Ama Hazine’den sorumlu bakan bütün bunlardan habersizmişçesine, ilgisiz ilintisiz şeyler söylüyor.

Haberin Devamı

Faturayı halk ödüyor
Küresel piyasalardaki fırtına devam ederken ve de içeride geçen cuma günü patlayan fırtınanın Türk piyasalarını sarstığı günlerde, New York’ta düzenlenen bir toplantıya konuşmacı olarak katıldı. Reuters ajansına beyanat verdi. Bakınız neler söyledi:
- Türkiye küresel çalkantılara dayanacak güçte. Türkiye dış finansman almadan 2 yıl ayakta kalabilir. Yoluna devam edebilir. Elbette hoş bir deneyim olmaz ama 5 milyar doları aşkın, büyük bölümü nakit olan bir özelleştirme gelirimiz var.
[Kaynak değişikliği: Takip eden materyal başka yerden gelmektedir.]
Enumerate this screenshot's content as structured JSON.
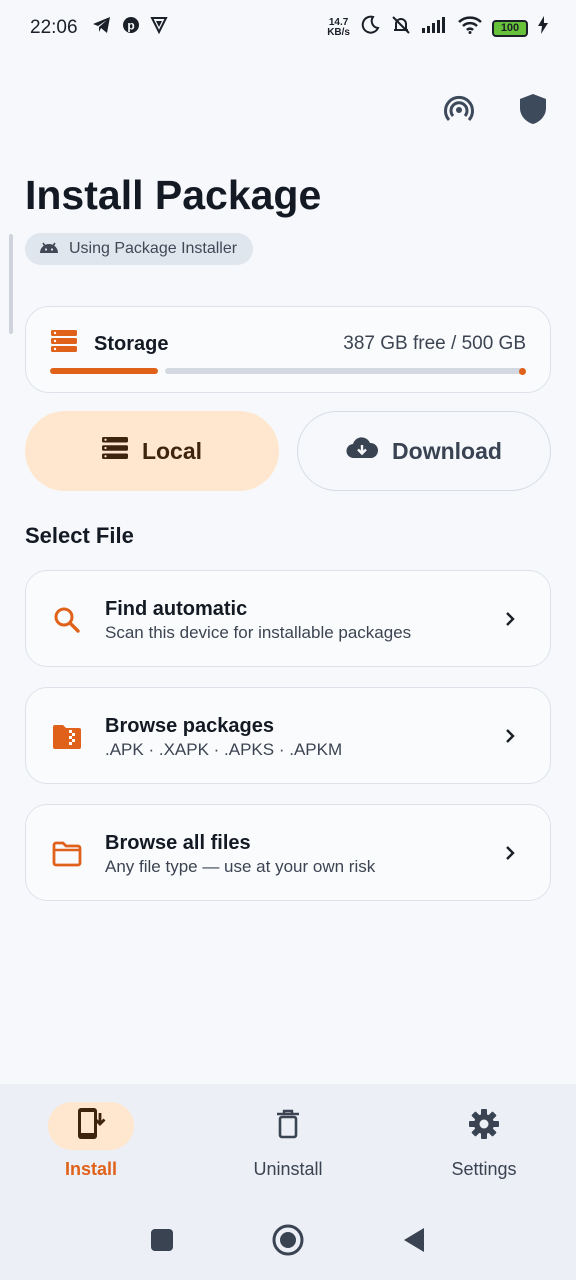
{
  "status_bar": {
    "time": "22:06",
    "speed_value": "14.7",
    "speed_unit": "KB/s",
    "battery": "100",
    "icons": [
      "telegram-icon",
      "pinterest-icon",
      "vpn-icon",
      "moon-icon",
      "silent-icon",
      "signal-icon",
      "wifi-icon",
      "battery-icon",
      "charging-icon"
    ]
  },
  "header": {
    "title": "Install Package",
    "installer_chip": "Using Package Installer",
    "actions": [
      "broadcast-icon",
      "shield-icon"
    ]
  },
  "storage": {
    "label": "Storage",
    "value": "387 GB free / 500 GB",
    "used_fraction": 0.226
  },
  "source_tabs": {
    "local": "Local",
    "download": "Download",
    "selected": "Local"
  },
  "select_file": {
    "title": "Select File",
    "items": [
      {
        "title": "Find automatic",
        "subtitle": "Scan this device for installable packages",
        "icon": "search-icon"
      },
      {
        "title": "Browse packages",
        "subtitle": ".APK · .XAPK · .APKS · .APKM",
        "icon": "archive-folder-icon"
      },
      {
        "title": "Browse all files",
        "subtitle": "Any file type — use at your own risk",
        "icon": "folder-icon"
      }
    ]
  },
  "bottom_nav": {
    "items": [
      {
        "label": "Install",
        "icon": "install-phone-icon"
      },
      {
        "label": "Uninstall",
        "icon": "trash-icon"
      },
      {
        "label": "Settings",
        "icon": "gear-icon"
      }
    ],
    "selected": "Install"
  },
  "colors": {
    "accent": "#e0621a",
    "accent_soft": "#ffe7cf",
    "background": "#f6f8fc"
  }
}
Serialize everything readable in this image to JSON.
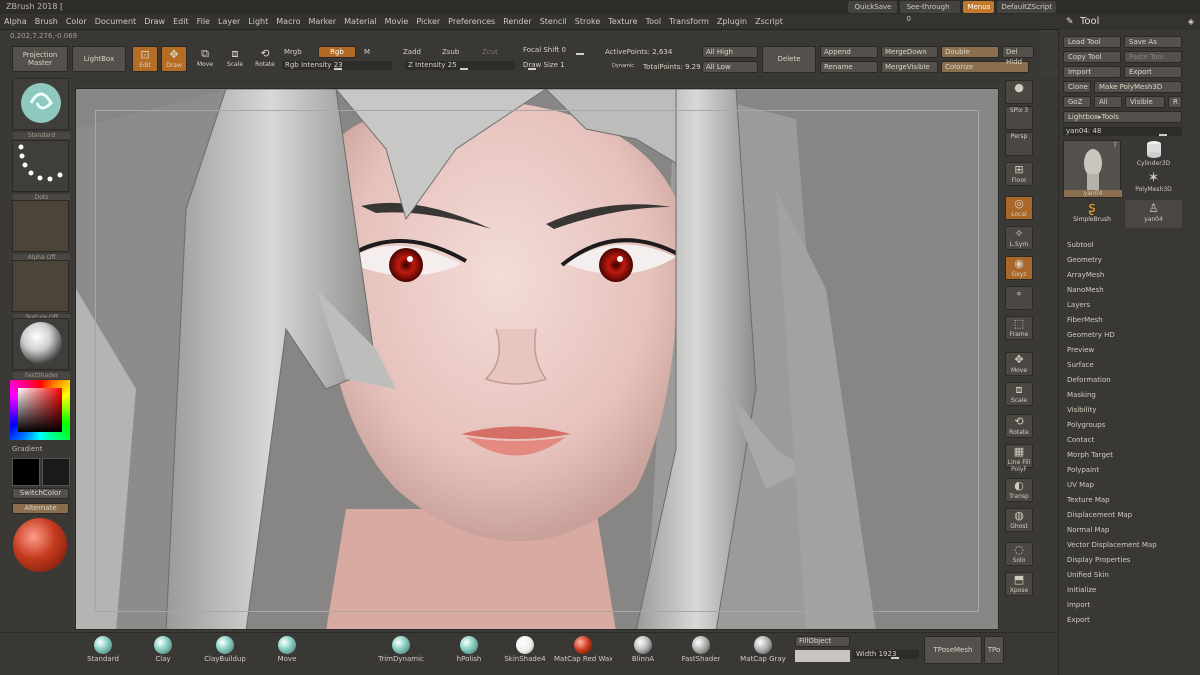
{
  "app": {
    "title": "ZBrush 2018 ["
  },
  "menu": {
    "items": [
      "Alpha",
      "Brush",
      "Color",
      "Document",
      "Draw",
      "Edit",
      "File",
      "Layer",
      "Light",
      "Macro",
      "Marker",
      "Material",
      "Movie",
      "Picker",
      "Preferences",
      "Render",
      "Stencil",
      "Stroke",
      "Texture",
      "Tool",
      "Transform",
      "Zplugin",
      "Zscript"
    ],
    "quicksave": "QuickSave",
    "see_through": "See-through 0",
    "menus": "Menus",
    "default_zscript": "DefaultZScript"
  },
  "coords": "0.202,7.276,-0.069",
  "shelf": {
    "projection_master": "Projection Master",
    "lightbox": "LightBox",
    "edit": "Edit",
    "draw": "Draw",
    "move": "Move",
    "scale": "Scale",
    "rotate": "Rotate",
    "mrgb": "Mrgb",
    "rgb": "Rgb",
    "m": "M",
    "zadd": "Zadd",
    "zsub": "Zsub",
    "zcut": "Zcut",
    "rgb_intensity_label": "Rgb Intensity",
    "rgb_intensity": "23",
    "z_intensity_label": "Z Intensity",
    "z_intensity": "25",
    "focal_shift_label": "Focal Shift",
    "focal_shift": "0",
    "draw_size_label": "Draw Size",
    "draw_size": "1",
    "dynamic": "Dynamic",
    "active_points": "ActivePoints: 2,634",
    "total_points": "TotalPoints: 9.29",
    "all_high": "All High",
    "all_low": "All Low",
    "delete": "Delete",
    "append": "Append",
    "rename": "Rename",
    "merge_down": "MergeDown",
    "merge_visible": "MergeVisible",
    "double": "Double",
    "colorize": "Colorize",
    "del_hidden": "Del Hidd"
  },
  "left": {
    "brush": "Standard",
    "stroke": "Dots",
    "alpha": "Alpha Off",
    "texture": "Texture Off",
    "material": "FastShader",
    "gradient": "Gradient",
    "switch_color": "SwitchColor",
    "alternate": "Alternate"
  },
  "right": {
    "buttons": [
      "",
      "SPix 3",
      "Persp",
      "Floor",
      "Local",
      "L.Sym",
      "Gxyz",
      "",
      "Frame",
      "Move",
      "Scale",
      "Rotate",
      "Line Fill PolyF",
      "Transp",
      "Ghost",
      "Solo",
      "Xpose"
    ]
  },
  "tool": {
    "title": "Tool",
    "load_tool": "Load Tool",
    "save_as": "Save As",
    "copy_tool": "Copy Tool",
    "paste_tool": "Paste Tool",
    "import": "Import",
    "export": "Export",
    "clone": "Clone",
    "make_polymesh": "Make PolyMesh3D",
    "goz": "GoZ",
    "all": "All",
    "visible": "Visible",
    "r": "R",
    "lightbox_tools": "Lightbox▸Tools",
    "current_tool": "yan04: 48",
    "thumbs": [
      "yan04",
      "Cylinder3D",
      "PolyMesh3D",
      "SimpleBrush",
      "yan04"
    ],
    "thumb_badge": "7",
    "subpalettes": [
      "Subtool",
      "Geometry",
      "ArrayMesh",
      "NanoMesh",
      "Layers",
      "FiberMesh",
      "Geometry HD",
      "Preview",
      "Surface",
      "Deformation",
      "Masking",
      "Visibility",
      "Polygroups",
      "Contact",
      "Morph Target",
      "Polypaint",
      "UV Map",
      "Texture Map",
      "Displacement Map",
      "Normal Map",
      "Vector Displacement Map",
      "Display Properties",
      "Unified Skin",
      "Initialize",
      "Import",
      "Export"
    ]
  },
  "bottom": {
    "brushes": [
      "Standard",
      "Clay",
      "ClayBuildup",
      "Move",
      "TrimDynamic",
      "hPolish"
    ],
    "materials": [
      "SkinShade4",
      "MatCap Red Wax",
      "BlinnA",
      "FastShader",
      "MatCap Gray"
    ],
    "fill_object": "FillObject",
    "width_label": "Width",
    "width_value": "1923",
    "tpose_mesh": "TPoseMesh",
    "tpo": "TPo"
  },
  "colors": {
    "accent": "#b36a23",
    "panel": "#3a3835",
    "viewport": "#878684"
  }
}
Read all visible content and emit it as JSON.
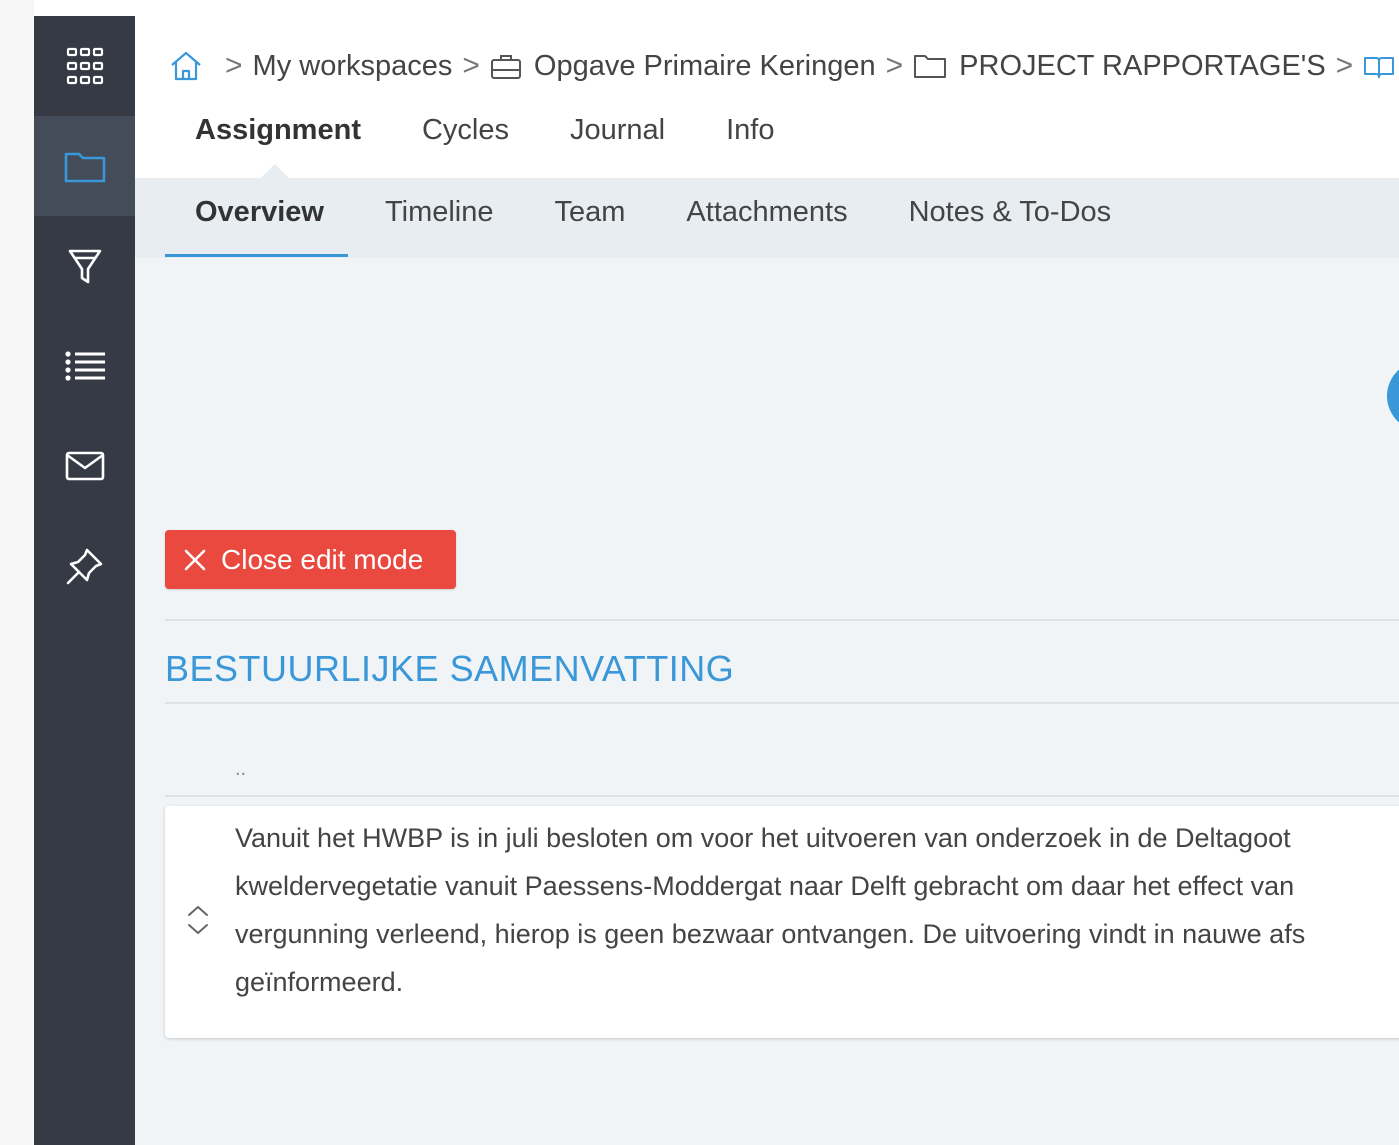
{
  "sidebar": {
    "items": [
      {
        "icon": "apps-grid-icon"
      },
      {
        "icon": "folder-icon"
      },
      {
        "icon": "filter-icon"
      },
      {
        "icon": "list-icon"
      },
      {
        "icon": "mail-icon"
      },
      {
        "icon": "pin-icon"
      }
    ]
  },
  "breadcrumb": {
    "home_icon": "home-icon",
    "items": [
      {
        "label": "My workspaces"
      },
      {
        "label": "Opgave Primaire Keringen",
        "icon": "briefcase-icon"
      },
      {
        "label": "PROJECT RAPPORTAGE'S",
        "icon": "folder-icon"
      },
      {
        "icon": "book-icon"
      }
    ]
  },
  "tabs": [
    "Assignment",
    "Cycles",
    "Journal",
    "Info"
  ],
  "subtabs": [
    "Overview",
    "Timeline",
    "Team",
    "Attachments",
    "Notes & To-Dos"
  ],
  "close_edit": {
    "label": "Close edit mode",
    "color": "#e9493f"
  },
  "section": {
    "title": "BESTUURLIJKE SAMENVATTING",
    "dots": "..",
    "lines": [
      "Vanuit het HWBP is in juli besloten om voor het uitvoeren van onderzoek in de Deltagoot",
      "kweldervegetatie vanuit Paessens-Moddergat naar Delft gebracht om daar het effect van",
      "vergunning verleend, hierop is geen bezwaar ontvangen. De uitvoering vindt in nauwe afs",
      "geïnformeerd."
    ]
  },
  "colors": {
    "accent": "#3a97d8",
    "sidebar": "#353a45",
    "sidebar_active": "#444b59",
    "danger": "#e9493f"
  }
}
- Mayısta IMF ile anlaşma süresi sona erecek. Yeni bir stand-by anlaşmasına gerek yok.
Şimşek böyle bol keseden atarken, içeride piyasaların huzursuzluğu devam ediyor. Hazine iç borçlanma ihalelerini geciktiriyor. Şimşek’e göre bütün bunlar önemli değil. “Faiz yüzde 20’yi geçerse Hazine, Merkez Bankası rezervlerini kullanacak. Borçlanmaktan vazgeçecek” diyor.
Geliniz görünüz ki, (1) Türkiye dışarıdan kaynak bulmadan ekonomi çarkını çeviremez. (2) IMF ile ilişkiyi sürdürmeye mecburuz. Bu kritik dönemde Türkiye’nin yeniden döviz bulabilmesi ve borçlarını yenileyebilmesi için IMF desteğine ihtiyacı var. (3) Hazine iç borcu çevirmek için bir iki ihaleyi erteleyebilir ama, Merkez Bankası kaynağıyla anapara ve faiz ödemelerini sürdüremez.
Şartlar ağırlaşsa da borçlanmayı sürdürmeye mecburuz. Ağır şartların faturasını da sonuçta bu halk ödeyecek. Onun için Şimşek, söylemleriyle şartları ağırlaştıracak yanlışlardan kaçınmalı.